Prenatal toxicity of L-mimosine in Wistar rats.

L-Mimosine is the main active component of the plant Leucaena leucocephala. Due to its metal-chelating mechanism, it interacts with various metabolic pathways in living organisms, making it a potential pharmacological target, although it also leads to toxicity. The present study aimed to investigate the transplacental passage of L-mimosine and its effects on embryofetal development. Pregnant Wistar rats were divided into control groups (CO2; n = 8 or CO3; n = 6, according to experimental design 2 or 3) that received only the vehicle, and groups that received doses of 60 (n = 9), 100 (n = 8), 140 (n = 9), and 240 (n = 7) mg/kg of L-mimosine from gestational day (GD) 6-19. For the transplacental analysis, five rats were used: two as controls and three treated with a dose of 140 mg/kg L-mimosine from GD12 to 14. All the animals received food and water ad libitum.
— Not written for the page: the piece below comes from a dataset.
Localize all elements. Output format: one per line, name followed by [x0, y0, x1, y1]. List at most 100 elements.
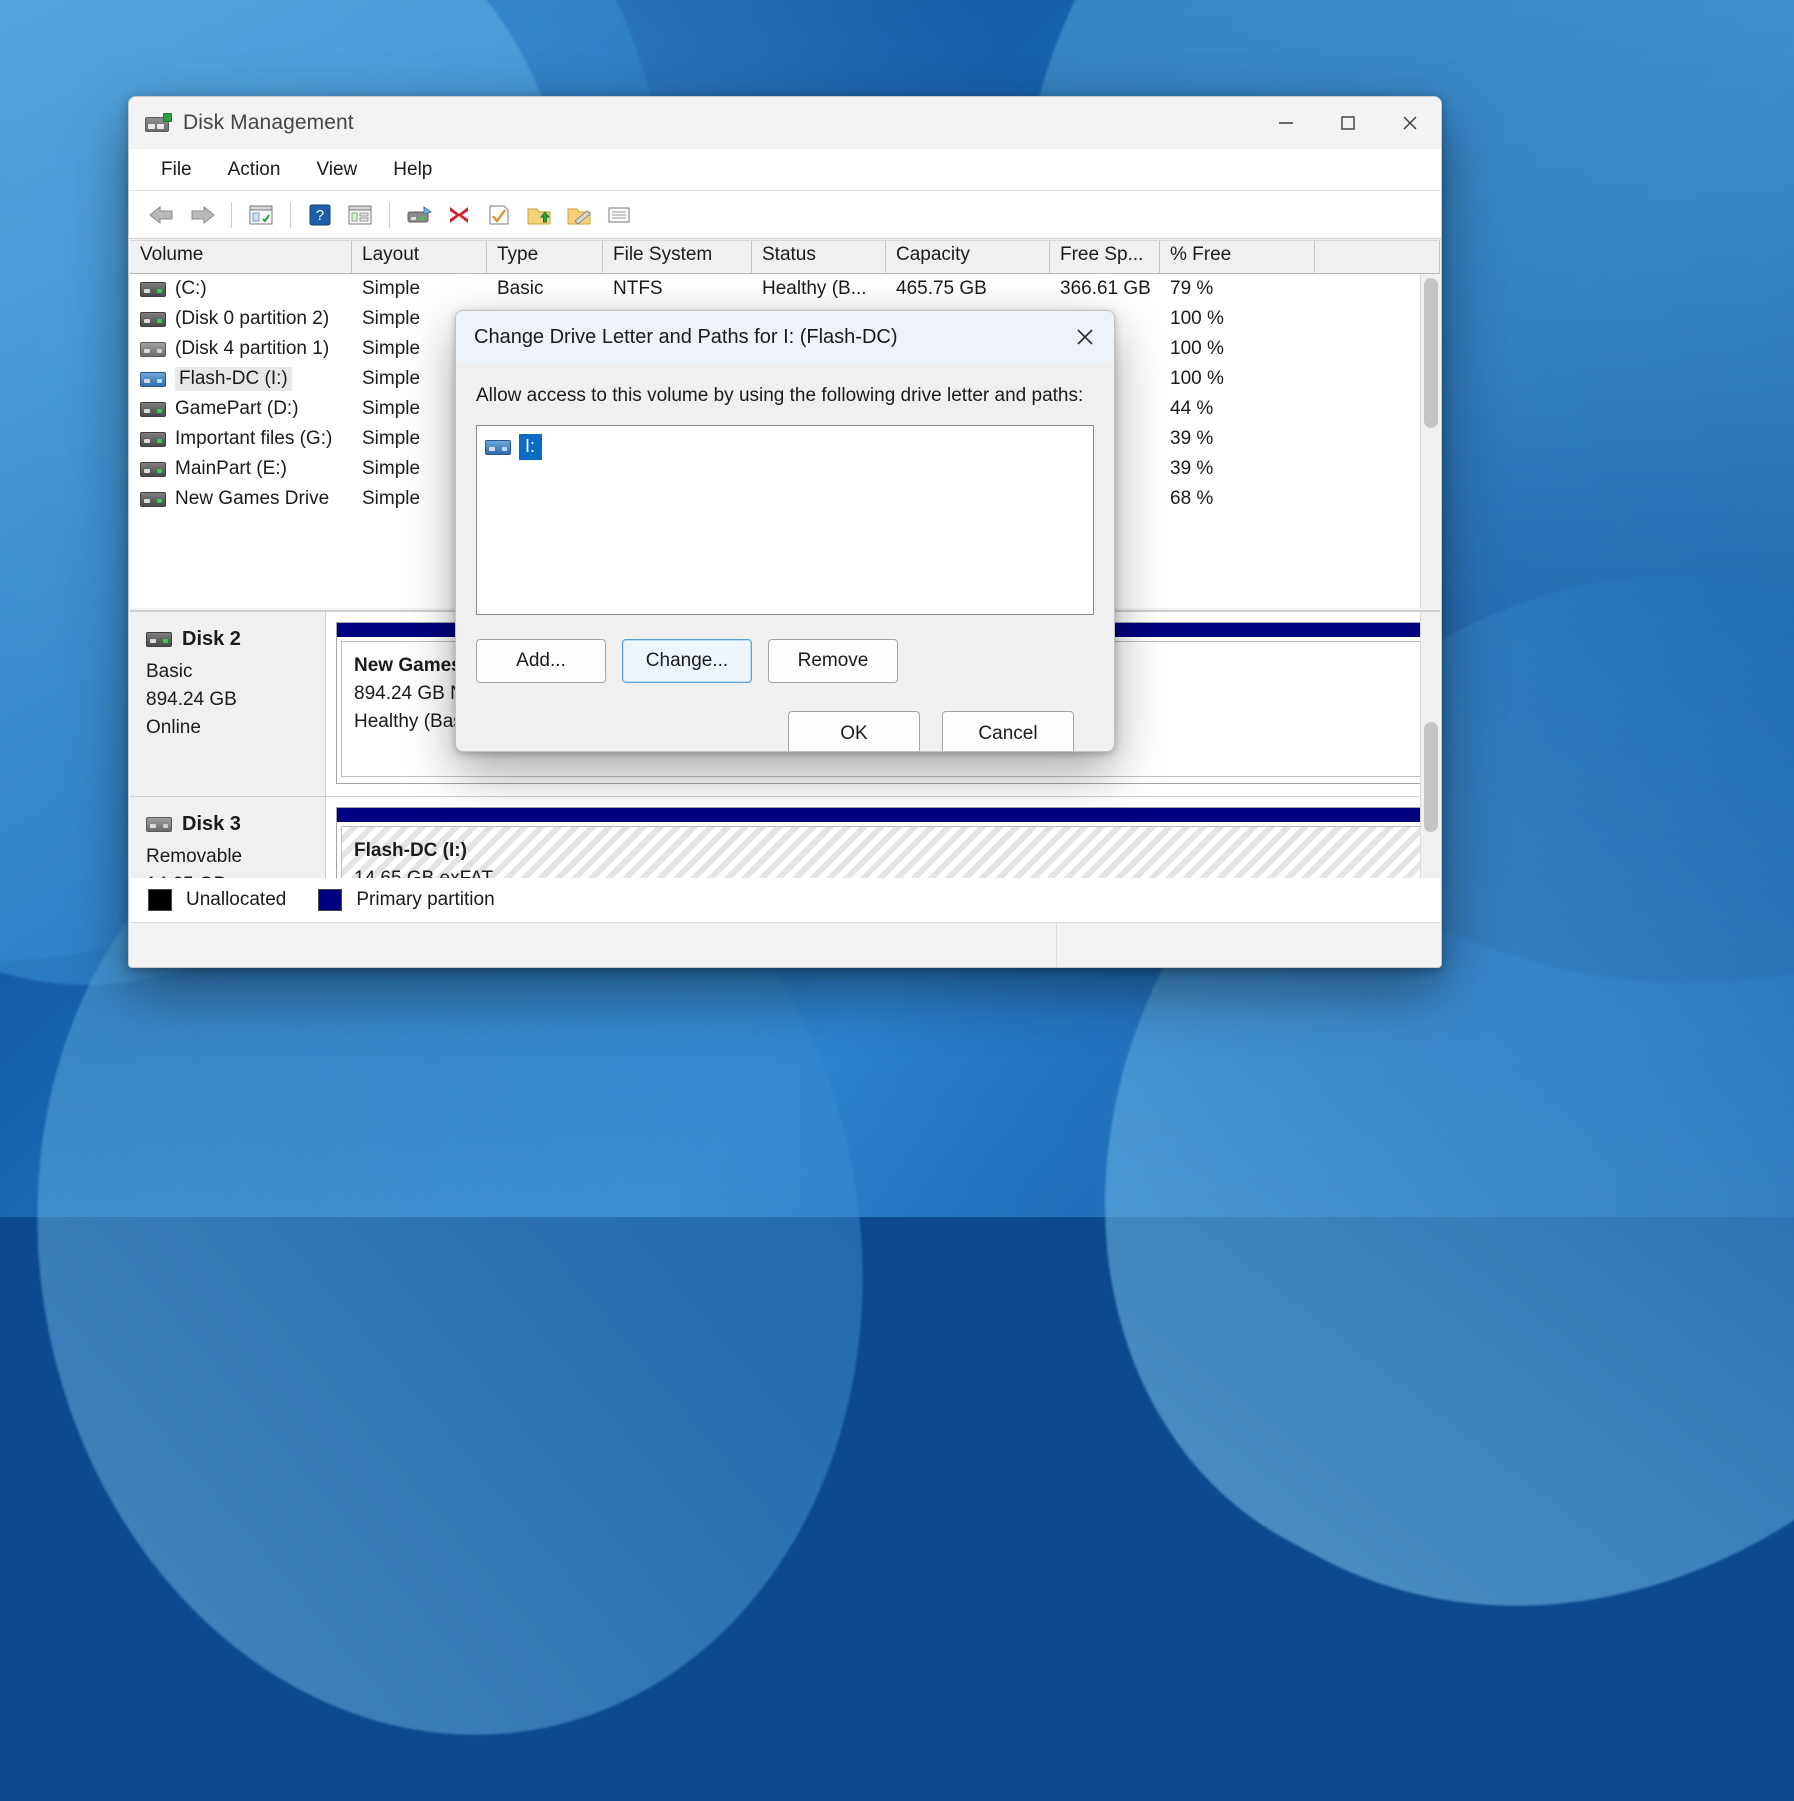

The parameters analyzed were body weight gain; water and food consumption; serum biochemistry; blood cell counts; reproductive indices; and histopathological, visceral and skeletal analyses of the fetuses. In the groups that received doses of 60, 100, and 140 mg/kg, alterations (P < 0.05) in the skeletal development of the fetuses were observed. In the 240 mg/kg group, a decrease (P < 0.05) in total food consumption; a decrease (P < 0.05) in absolute leukocyte and neutrophil counts; alterations (P < 0.05) in the levels of ALT, GGT, and creatinine enzymes; a decrease (P < 0.05) in the relative weight of the thymus along with a loss of the corticomedullary distinction; coalescence of lymphoid follicles in the spleen; and skeletal and visceral alterations and alopecia were observed. L-Mimosine was detected in the amniotic fluid of the rats. These results demonstrate the complex action of L-mimosine, leading to toxic effects on both dams and fetuses, highlighting the risk of exposure to this substance during the perinatal period, which negatively impacts embryo/fetal and neonatal growth and development.